Jetzt will ich zu etwas anderem übergehen, das mich mehr interessirt und mir mehr Freude macht, als die politischen Geschichten, nämlich zu der Familie Roose. Einige Tage vor Weih[S.3]nachten suchte Hr. Roose selbst mich in meinem Logis auf und brachte mir Eure Geschenke, für die ich bestens danke; ich war aber leider gerade im Colleg und zwei Tage nachher verreiste ich nach Magdeburg, so daß ich erst in diesem Jahr in ihr Haus kam und die Grüße und Nachrichten von ihrem Aufenthalt in Hirzel und Ägeri etc. erhielt. Natürlich waren Hr. und Frau Roose ungeheuer freundlich, sprachen mit großer Freude vom Hirzel von Euch Allen und Hr. Pfr. Wilds, luden mich ein, sie recht oft zu besuchen, was ich nun auch thun werde; in der That fühle ich mich nun viel mehr zu Hause bei ihnen und bin Euch daher sehr dankbar für die freundliche Aufnahme und die Fahrt nach Ägeri; indeß möchte ich aber durchaus nicht sagen, daß Hr. Rooses erst in Folge dieses Aufenthalts in Hirzel gegen mich so freundlich und familiär geworden seien; sie waren es schon vor einem Jahr und die Schuld, daß ich mich bei ihnen nicht behaglich und zu Hause fühlte, lag an mir.
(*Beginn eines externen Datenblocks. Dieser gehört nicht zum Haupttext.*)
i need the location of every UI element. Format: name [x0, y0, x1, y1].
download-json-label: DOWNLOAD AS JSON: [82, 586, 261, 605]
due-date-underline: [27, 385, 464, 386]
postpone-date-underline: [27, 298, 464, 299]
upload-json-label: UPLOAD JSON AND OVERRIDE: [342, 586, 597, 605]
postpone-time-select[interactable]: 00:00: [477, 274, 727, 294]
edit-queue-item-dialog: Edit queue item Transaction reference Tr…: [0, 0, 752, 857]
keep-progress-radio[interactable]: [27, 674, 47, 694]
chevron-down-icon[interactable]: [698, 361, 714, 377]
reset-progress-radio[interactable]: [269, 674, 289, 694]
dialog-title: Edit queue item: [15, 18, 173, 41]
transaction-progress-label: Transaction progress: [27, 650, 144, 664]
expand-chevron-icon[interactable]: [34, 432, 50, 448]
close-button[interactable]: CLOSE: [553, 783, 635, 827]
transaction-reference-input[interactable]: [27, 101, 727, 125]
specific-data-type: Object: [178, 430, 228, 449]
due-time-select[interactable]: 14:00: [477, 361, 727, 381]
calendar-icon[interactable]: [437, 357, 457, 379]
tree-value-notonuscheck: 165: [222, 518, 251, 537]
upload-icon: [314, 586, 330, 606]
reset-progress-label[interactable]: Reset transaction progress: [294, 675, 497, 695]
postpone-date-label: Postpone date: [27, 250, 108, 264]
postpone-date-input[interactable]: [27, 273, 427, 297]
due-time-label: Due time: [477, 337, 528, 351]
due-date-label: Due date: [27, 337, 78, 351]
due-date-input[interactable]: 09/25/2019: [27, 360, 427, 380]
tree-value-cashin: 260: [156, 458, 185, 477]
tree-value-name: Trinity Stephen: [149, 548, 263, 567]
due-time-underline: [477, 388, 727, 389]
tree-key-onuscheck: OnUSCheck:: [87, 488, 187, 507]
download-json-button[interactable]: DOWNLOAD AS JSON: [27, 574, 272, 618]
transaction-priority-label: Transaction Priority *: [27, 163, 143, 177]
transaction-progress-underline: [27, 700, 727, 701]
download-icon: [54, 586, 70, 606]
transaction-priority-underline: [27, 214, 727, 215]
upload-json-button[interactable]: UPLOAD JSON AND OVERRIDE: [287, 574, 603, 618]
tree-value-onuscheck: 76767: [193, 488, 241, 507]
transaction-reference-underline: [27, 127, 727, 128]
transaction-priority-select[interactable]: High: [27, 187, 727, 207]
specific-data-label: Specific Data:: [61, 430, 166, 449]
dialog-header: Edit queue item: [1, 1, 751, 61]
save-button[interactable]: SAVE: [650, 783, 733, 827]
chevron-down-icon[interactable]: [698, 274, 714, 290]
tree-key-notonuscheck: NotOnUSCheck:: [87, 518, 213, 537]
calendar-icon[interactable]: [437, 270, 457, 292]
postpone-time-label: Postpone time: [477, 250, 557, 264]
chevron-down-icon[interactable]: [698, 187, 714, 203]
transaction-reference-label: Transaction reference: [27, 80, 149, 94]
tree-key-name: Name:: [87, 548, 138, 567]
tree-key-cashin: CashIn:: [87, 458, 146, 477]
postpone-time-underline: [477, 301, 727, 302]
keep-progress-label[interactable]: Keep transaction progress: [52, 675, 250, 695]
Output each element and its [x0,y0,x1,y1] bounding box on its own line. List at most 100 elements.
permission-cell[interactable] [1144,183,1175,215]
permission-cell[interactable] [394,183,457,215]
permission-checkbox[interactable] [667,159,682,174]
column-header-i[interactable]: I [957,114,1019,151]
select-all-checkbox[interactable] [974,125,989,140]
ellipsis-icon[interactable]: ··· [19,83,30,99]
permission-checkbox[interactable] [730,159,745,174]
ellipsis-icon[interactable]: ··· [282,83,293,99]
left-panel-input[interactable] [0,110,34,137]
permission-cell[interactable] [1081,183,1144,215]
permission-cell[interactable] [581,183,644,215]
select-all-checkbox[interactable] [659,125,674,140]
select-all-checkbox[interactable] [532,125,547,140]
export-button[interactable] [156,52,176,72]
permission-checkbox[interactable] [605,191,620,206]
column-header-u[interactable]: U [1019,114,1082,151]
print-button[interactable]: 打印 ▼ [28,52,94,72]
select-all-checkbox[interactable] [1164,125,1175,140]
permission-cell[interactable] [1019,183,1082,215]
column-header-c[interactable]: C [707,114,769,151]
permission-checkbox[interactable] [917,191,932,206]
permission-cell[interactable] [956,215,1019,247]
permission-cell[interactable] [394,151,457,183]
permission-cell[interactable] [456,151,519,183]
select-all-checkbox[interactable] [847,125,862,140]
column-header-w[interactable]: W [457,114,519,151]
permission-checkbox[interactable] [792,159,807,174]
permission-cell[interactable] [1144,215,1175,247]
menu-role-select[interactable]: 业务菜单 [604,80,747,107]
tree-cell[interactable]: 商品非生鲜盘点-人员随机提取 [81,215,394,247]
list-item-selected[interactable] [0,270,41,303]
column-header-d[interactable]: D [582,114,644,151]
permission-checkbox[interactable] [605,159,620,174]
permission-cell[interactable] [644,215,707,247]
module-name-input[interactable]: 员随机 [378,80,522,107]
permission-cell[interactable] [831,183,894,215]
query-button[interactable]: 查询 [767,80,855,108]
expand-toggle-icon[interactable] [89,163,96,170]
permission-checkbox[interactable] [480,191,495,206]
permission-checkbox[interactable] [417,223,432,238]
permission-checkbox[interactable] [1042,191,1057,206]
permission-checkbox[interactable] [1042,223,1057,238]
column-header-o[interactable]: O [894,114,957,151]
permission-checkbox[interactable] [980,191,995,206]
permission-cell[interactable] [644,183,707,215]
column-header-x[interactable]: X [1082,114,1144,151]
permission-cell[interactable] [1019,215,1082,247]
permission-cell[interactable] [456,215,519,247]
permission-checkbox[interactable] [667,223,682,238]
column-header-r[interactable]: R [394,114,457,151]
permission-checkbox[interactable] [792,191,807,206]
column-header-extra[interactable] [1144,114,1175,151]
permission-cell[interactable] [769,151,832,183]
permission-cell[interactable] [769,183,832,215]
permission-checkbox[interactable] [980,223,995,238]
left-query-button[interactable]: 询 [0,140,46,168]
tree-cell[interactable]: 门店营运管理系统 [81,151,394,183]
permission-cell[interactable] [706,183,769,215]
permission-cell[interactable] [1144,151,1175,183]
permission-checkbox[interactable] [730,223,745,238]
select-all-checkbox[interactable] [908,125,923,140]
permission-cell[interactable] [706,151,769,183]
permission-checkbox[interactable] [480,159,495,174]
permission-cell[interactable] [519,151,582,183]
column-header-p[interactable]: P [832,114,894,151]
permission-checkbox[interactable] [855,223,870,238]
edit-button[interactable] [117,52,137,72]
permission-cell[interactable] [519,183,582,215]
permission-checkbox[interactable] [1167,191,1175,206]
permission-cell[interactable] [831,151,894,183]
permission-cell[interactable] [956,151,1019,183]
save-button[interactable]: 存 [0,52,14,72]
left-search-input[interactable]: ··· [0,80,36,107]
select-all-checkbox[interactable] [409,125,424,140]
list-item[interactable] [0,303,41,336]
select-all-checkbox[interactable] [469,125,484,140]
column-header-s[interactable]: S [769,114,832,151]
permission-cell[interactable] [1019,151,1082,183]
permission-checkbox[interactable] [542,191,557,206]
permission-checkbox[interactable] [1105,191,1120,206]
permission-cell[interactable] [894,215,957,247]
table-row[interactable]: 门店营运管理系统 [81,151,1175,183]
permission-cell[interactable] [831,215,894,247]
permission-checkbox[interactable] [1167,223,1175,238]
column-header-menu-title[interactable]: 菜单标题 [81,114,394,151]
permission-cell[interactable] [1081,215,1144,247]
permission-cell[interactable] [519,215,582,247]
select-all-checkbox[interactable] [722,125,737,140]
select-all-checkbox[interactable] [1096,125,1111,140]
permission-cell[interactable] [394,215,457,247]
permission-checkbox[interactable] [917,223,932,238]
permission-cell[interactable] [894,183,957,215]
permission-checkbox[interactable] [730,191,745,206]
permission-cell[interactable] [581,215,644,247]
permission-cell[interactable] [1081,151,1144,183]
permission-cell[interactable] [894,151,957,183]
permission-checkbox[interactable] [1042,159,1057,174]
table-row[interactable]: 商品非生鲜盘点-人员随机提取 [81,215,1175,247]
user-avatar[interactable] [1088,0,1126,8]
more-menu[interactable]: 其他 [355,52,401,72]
Sehr angenehm ist mir übrigens auch, daß ich, wenn ich etwa in eine Gesellschaft eingeladen werden sollte, jetzt nicht mehr der einzige Schweizer sein werde; es ist nämlich dies Semester auch ein Oeler, stud. jur. von Aarau hier (er wohnt in demselben Hause mit mir), der oft zu Hr. Roose geht, indem sein Vater ein Studienfreund ist von den drei Brüdern Roose. — Ich werde nun wahrscheinlich nächstens durch Hr. Roose in die hier existirende geographische Gesellschaft eingeführt werden; Näheres kann ich aber jetzt darüber noch Nichts schreiben, indem ich bei meinem letzten Besuch, da noch andere Herren dort waren, darüber nicht mit Hr. Roose sprechen konnte; ich werde nun nächster Tage zu einer Zeit hingehen, wo ich ihn allein treffen werde; und nächsten Sonntag muß ich hin zum Mittagessen. Seit Weihnachten haben wir hier tüchtig kalt, des Morgens in der Regel -15° Réaumur oder noch kälter, und seit einigen Tagen ist famoser Schlittweg; doch sieht man keine so ausgezeichnet schönen Schlitten mehr, wie vor einem Jahr, woraus man wohl schließen darf, daß die Reichen, wohl aus Furcht vor Unruhen, noch nicht nach Berlin zurückgekehrt sind. Auch der König ist noch immer nicht in Berlin sondern abwechselnd in Potsdam und Charlottenburg. —

[S.4] Da ich im September so freundlich in Bremen aufgenommen worden bin, so dachte ich, ich müsse doch noch einmal dahin schreiben; ich habe daher die Gelegenheit benutzt und auf Neujahr einen schönen Brief dahin abgehen lassen. Da die Cholera nun gänzlich von Berlin verschwunden ist, darf ich auch einmal darüber schreiben und zwar, daß sie eigentlich gar nie gefährlich gewesen ist; früher wollte ich Euch nicht darüber schreiben, um Niemanden unnütz in Angst zu setzen; kein einziger Schweizer verließ deshalb Berlin nur eine Stunde, ja sie war so unbedeutend, daß wir seit dem October gar nicht mehr darüber sprachen, während wir im August, als man fürchtete, sie werde gefährlicher werden, etwelche Besorgniß hatten. Es sind auch in Berlin niemals irgend welche Anstalten gegen die Cholera getroffen worden. — Der Belagerungszustand dauert zwar dem Namen nach immer noch fort, faktisch aber fühlt man rein Nichts mehr davon; er soll nun aber auch dem Namen nach nächstens aufgehoben werden.

Grüßet mir Alle im Hause; (die zurückgekehrte (?) Äga), Tante Wichelhausen, Hr. Pfr. Wilds und seid selbst herzlich gegrüßt von
Eur. tr. Sohn: J. Chr. Heusser, stud. phil.